Kejaksaan Agung (Kejagung) kembali mendalami dugaan korupsi penyalahgunaan kewenangan dalam kasus importasi tekstil pada Dirjen Bea dan Cukai tahun 2018-2020. Kejagung menyebut kerugian perkenomian negara atas kasus ini mencapai Rp 1,6 triliun.
"Rp 1,6 T," kata Direktur Penyidik Jampidsus Kejagung, Febrie Andriansyah, kepada wartawan di Gedung Bundar Jampidsus Kejagung, Jakarta Selatan, Kamis (6/8/2020).
Dalam kasus ini, Kejagung telah menetapkan lima orang sebagai tersangka. Keempat tersangka merupakan pejabat di Bea-Cukai Batam dan satu lagi berlatar belakang pengusaha.

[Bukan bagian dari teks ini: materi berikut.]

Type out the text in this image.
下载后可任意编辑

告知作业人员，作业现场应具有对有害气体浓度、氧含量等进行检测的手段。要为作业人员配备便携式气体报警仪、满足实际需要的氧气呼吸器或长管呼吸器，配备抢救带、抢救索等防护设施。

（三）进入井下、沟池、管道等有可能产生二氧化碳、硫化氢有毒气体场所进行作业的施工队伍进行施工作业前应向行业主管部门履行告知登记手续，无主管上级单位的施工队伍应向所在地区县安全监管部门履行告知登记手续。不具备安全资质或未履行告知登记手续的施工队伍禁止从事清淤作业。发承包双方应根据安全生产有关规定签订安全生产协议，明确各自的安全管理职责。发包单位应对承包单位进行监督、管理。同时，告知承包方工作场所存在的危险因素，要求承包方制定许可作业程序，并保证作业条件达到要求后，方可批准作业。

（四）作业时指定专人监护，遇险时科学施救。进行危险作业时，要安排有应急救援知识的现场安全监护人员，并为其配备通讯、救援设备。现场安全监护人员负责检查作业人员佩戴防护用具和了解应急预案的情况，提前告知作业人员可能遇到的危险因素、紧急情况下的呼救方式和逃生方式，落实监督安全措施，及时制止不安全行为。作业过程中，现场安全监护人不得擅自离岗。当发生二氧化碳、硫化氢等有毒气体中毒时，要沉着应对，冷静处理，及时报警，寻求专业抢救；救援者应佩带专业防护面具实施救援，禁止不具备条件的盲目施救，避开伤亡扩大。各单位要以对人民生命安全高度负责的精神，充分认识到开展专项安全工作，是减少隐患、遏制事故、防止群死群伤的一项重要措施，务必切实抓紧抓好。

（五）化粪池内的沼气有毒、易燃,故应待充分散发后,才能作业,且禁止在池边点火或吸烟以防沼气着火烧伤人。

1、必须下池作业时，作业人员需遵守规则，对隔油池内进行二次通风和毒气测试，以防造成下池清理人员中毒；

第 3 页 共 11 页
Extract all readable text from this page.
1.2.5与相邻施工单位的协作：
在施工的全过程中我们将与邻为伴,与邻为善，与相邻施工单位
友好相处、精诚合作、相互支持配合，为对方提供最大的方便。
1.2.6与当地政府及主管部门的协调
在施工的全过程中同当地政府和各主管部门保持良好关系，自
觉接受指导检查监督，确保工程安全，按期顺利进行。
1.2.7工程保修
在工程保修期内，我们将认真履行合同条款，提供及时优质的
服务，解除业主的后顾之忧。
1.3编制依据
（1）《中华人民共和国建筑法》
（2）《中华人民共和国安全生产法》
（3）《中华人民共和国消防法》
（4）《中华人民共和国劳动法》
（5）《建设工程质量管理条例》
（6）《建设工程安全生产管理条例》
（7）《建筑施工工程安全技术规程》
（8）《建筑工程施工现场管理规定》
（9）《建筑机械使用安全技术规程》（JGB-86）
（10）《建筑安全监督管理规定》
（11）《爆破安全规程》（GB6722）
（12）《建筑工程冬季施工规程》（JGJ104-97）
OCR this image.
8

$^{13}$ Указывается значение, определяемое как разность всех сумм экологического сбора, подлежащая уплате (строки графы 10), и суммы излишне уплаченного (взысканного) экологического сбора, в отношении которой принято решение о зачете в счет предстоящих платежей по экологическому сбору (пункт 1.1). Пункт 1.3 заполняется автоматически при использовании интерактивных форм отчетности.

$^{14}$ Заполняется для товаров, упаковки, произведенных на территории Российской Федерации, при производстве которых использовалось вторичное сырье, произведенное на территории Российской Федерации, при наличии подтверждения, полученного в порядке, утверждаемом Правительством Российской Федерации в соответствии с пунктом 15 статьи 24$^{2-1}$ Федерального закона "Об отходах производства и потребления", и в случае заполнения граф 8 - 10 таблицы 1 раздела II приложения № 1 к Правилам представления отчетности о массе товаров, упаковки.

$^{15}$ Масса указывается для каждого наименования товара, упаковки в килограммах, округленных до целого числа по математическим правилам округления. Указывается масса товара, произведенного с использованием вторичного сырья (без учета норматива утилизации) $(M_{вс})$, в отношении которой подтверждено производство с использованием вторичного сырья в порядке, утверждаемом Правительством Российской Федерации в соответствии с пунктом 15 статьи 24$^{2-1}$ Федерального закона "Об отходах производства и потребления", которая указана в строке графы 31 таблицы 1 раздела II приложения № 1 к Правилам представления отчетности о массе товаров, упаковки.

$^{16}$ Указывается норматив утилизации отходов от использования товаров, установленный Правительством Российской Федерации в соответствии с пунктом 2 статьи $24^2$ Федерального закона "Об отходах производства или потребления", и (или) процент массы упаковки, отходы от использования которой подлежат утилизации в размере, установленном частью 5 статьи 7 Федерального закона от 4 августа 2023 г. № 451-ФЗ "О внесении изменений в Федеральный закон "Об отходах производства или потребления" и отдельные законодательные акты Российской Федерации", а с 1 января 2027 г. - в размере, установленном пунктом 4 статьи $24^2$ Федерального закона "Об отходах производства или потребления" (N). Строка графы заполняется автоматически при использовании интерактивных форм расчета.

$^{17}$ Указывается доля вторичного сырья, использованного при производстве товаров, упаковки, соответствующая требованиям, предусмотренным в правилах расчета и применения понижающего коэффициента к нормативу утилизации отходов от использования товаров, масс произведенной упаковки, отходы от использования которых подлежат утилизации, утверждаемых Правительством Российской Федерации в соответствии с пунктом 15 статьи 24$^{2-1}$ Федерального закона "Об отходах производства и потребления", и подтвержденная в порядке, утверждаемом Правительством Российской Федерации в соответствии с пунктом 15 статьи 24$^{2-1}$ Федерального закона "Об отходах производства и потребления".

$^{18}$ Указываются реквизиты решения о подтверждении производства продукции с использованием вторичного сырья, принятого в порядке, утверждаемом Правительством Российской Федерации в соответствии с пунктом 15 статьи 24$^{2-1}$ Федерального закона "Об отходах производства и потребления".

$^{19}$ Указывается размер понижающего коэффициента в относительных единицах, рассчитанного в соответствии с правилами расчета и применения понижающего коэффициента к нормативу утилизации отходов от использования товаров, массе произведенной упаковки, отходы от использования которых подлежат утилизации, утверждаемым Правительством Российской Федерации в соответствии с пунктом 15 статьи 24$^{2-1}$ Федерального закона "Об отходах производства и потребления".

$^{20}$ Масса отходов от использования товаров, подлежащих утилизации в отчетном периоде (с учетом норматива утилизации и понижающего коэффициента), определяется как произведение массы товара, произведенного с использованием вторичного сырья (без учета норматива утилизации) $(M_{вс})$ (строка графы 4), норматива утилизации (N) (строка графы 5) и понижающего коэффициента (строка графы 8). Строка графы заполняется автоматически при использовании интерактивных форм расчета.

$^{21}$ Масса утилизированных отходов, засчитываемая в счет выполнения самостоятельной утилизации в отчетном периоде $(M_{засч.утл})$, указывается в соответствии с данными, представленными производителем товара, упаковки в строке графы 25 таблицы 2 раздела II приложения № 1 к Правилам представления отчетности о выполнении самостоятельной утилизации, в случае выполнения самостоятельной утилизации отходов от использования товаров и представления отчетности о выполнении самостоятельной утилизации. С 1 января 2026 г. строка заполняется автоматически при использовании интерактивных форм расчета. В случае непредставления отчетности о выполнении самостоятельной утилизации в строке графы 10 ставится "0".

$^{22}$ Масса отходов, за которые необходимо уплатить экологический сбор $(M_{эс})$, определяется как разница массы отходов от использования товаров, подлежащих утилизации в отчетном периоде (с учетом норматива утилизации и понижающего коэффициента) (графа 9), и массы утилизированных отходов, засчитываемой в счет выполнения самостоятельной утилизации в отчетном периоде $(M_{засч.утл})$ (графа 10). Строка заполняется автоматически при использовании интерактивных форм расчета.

SCROLL TO CONTINUE WITH CONTENT
Kejagung sempat memeriksa memeriksa Dirjen Bea dan Cukai Heru Pambudi. Febrie menyebut pemeriksaan terhadap Dirjen Bea dan Cukai dirasa cukup.
"Saya rasa cukup lah BAP-nya. Inikan sudah kita nahan orang pasti ada target untuk masuk ke JPU lah berkas kan itu sudah penyelesaian nih," jelas Febrie.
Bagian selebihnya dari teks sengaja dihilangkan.